Infrastructure and the Market Cycle End

Infrastructure and the Market Cycle End

Is listed infrastructure insulated from the end of a market cycle, and if so, to what degree? RARE’s co-chief investment officer, Nick Langley, explains the market drivers for these stocks.

Most companies earn and grow revenues in line with the economy. So, when economies slow down or go into recession, then the fortunes of most businesses are negatively impacted. A notable exception to this are companies that own assets which supply electricity, gas and water to societies around the world.

Over the past 12 years, RARE has seen that, on average, in months when global equities fall, infrastructure stocks fall about half as much. Conversely, in months when global equities rise, listed infrastructure receives on average around two thirds of the upside¹.

The performance of listed infrastructure stocks in October reflected that pattern. The FTSE Global Core Index returned -2.12%, the DJ Brookfield Global Infrastructure Index -2.60% compared to a much larger decline of -7.32% for the MSCI World Index.

However, if one applies an even stricter application of what constitutes an infrastructure stock than the above indices, then it is possible these losses might be lower. To achieve this, one would focus on companies:

  • with assets subject to regulatory frameworks that ensure predictable, inflation protected cash flows.
  • which derive the vast majority of their income from infrastructure assets.
  • whose shares have either medium or high market liquidity.
  • whose profitability is not directly linked to the volatility of the price of oil, gas and coal (e.g. power stations).

A different business model

The trading characteristics of pure infrastructure stocks are quite different than general equities because their earnings, cash flows and dividends are primarily linked to the expansion of their asset base rather than to the broad economy. That expansion tends to come from government policy rather than market forces. This means infrastructure stocks can continue to grow their earnings while the broader market's earnings decline; indeed, this happened even through the Global Financial Crisis, as shown below:

 

Source: RARE. Past performance is no guarantee of future results. Indexes are unmanaged, and not available for direct investment. Index returns do not include fees or sales charges. This information is provided for illustrative purposes only and does not reflect the performance of an actual investment. 
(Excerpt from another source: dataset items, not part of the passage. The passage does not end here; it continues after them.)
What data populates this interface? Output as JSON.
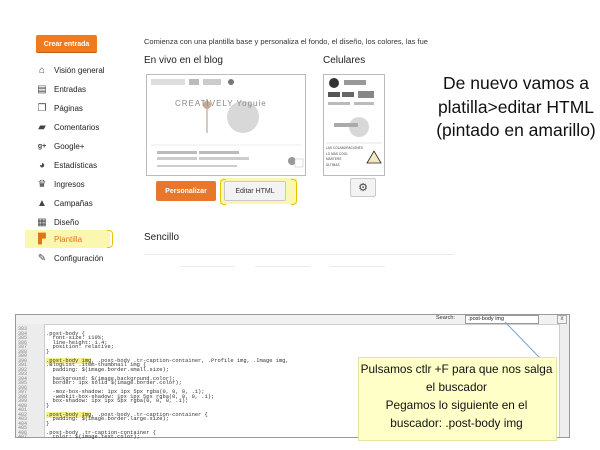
{
  "blogger": {
    "create_button": "Crear entrada",
    "nav": [
      {
        "label": "Visión general",
        "icon": "home-icon"
      },
      {
        "label": "Entradas",
        "icon": "posts-icon"
      },
      {
        "label": "Páginas",
        "icon": "pages-icon"
      },
      {
        "label": "Comentarios",
        "icon": "comments-icon"
      },
      {
        "label": "Google+",
        "icon": "google-plus-icon"
      },
      {
        "label": "Estadísticas",
        "icon": "stats-icon"
      },
      {
        "label": "Ingresos",
        "icon": "trophy-icon"
      },
      {
        "label": "Campañas",
        "icon": "campaigns-icon"
      },
      {
        "label": "Diseño",
        "icon": "layout-icon"
      },
      {
        "label": "Plantilla",
        "icon": "template-icon"
      },
      {
        "label": "Configuración",
        "icon": "wrench-icon"
      }
    ],
    "intro_text": "Comienza con una plantilla base y personaliza el fondo, el diseño, los colores, las fue",
    "live_title": "En vivo en el blog",
    "mobile_title": "Celulares",
    "customize_button": "Personalizar",
    "edit_html_button": "Editar HTML",
    "simple_title": "Sencillo",
    "preview_blog_name": "CREATIVELY Yoguie",
    "mobile_snippet": [
      "LAS COLABORACIONES",
      "LO MÁS COOL",
      "MÁSTERS",
      "ÚLTIMAS"
    ]
  },
  "annotation_top": "De nuevo vamos a platilla>editar HTML (pintado en amarillo)",
  "editor": {
    "search_label": "Search:",
    "search_value": ".post-body img",
    "close_label": "x",
    "line_numbers": [
      "383",
      "384",
      "385",
      "386",
      "387",
      "388",
      "389",
      "390",
      "391",
      "392",
      "393",
      "394",
      "395",
      "396",
      "397",
      "398",
      "399",
      "400",
      "401",
      "402",
      "403",
      "404",
      "405",
      "406",
      "407"
    ],
    "lines": [
      "",
      ".post-body {",
      "  font-size: 110%;",
      "  line-height: 1.4;",
      "  position: relative;",
      "}",
      "",
      ".post-body img, .post-body .tr-caption-container, .Profile img, .Image img,",
      ".BlogList .item-thumbnail img {",
      "  padding: $(image.border.small.size);",
      "",
      "  background: $(image.background.color);",
      "  border: 1px solid $(image.border.color);",
      "",
      "  -moz-box-shadow: 1px 1px 5px rgba(0, 0, 0, .1);",
      "  -webkit-box-shadow: 1px 1px 5px rgba(0, 0, 0, .1);",
      "  box-shadow: 1px 1px 5px rgba(0, 0, 0, .1);",
      "}",
      "",
      ".post-body img, .post-body .tr-caption-container {",
      "  padding: $(image.border.large.size);",
      "}",
      "",
      ".post-body .tr-caption-container {",
      "  color: $(image.text.color);"
    ]
  },
  "annotation_bottom": {
    "line1": "Pulsamos ctlr +F para que nos salga el buscador",
    "line2": "Pegamos lo siguiente en el buscador: .post-body img"
  },
  "colors": {
    "accent_orange": "#f07b1e",
    "highlight_yellow": "#fbf7b0",
    "callout_bg": "#ffffc8"
  }
}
One example of how infrastructure companies are expanding their asset base can be seen in the push for decarbonisation in California, which we believe will result in a much higher number of electric vehicles over the next five or 10 years. The impact for electric companies of adding two electric cars to their service territory is equivalent to adding one extra house. So, there would need to be a massive spend required to build out the networks -- which increases the asset base, builds their earnings and leads to higher valuations.

Market outlook

We believe that the volatile market we have had this year, with big falls in February and again in October, makes it clear we are now in a late cycle stage of the global economy. In the US we can see the constraints of very low unemployment, wage growth, inflation coming through and rising interest rates. Plus, we have had a big bump in earnings growth over the last couple of years.

Our analysis of global markets identifies two factors that could determine how long the late market cycle will last.

  • If the U.S. and China comes to a compromise on trade, then the current cycle may extend for another couple of years as this will boost earnings projections. However, if there is no resolution then there will be real pressure on corporates in China and in the U.S.A. to start adjusting their supply chain. The cycle could end a lot more quickly under that scenario.
  • A second factor is the rise of the more populist style of politics across the world. We believe that would result in more government spending and less room for corporates to grow their earnings over time which probably leads to an earlier and potentially even deeper downturn.

 

¹  This is taken from a comparison of the performance of the S&P Global Infrastructure Index to the MSCI AC World Index (Local) on a monthly basis from 31 August 2006 to 30 September 2018.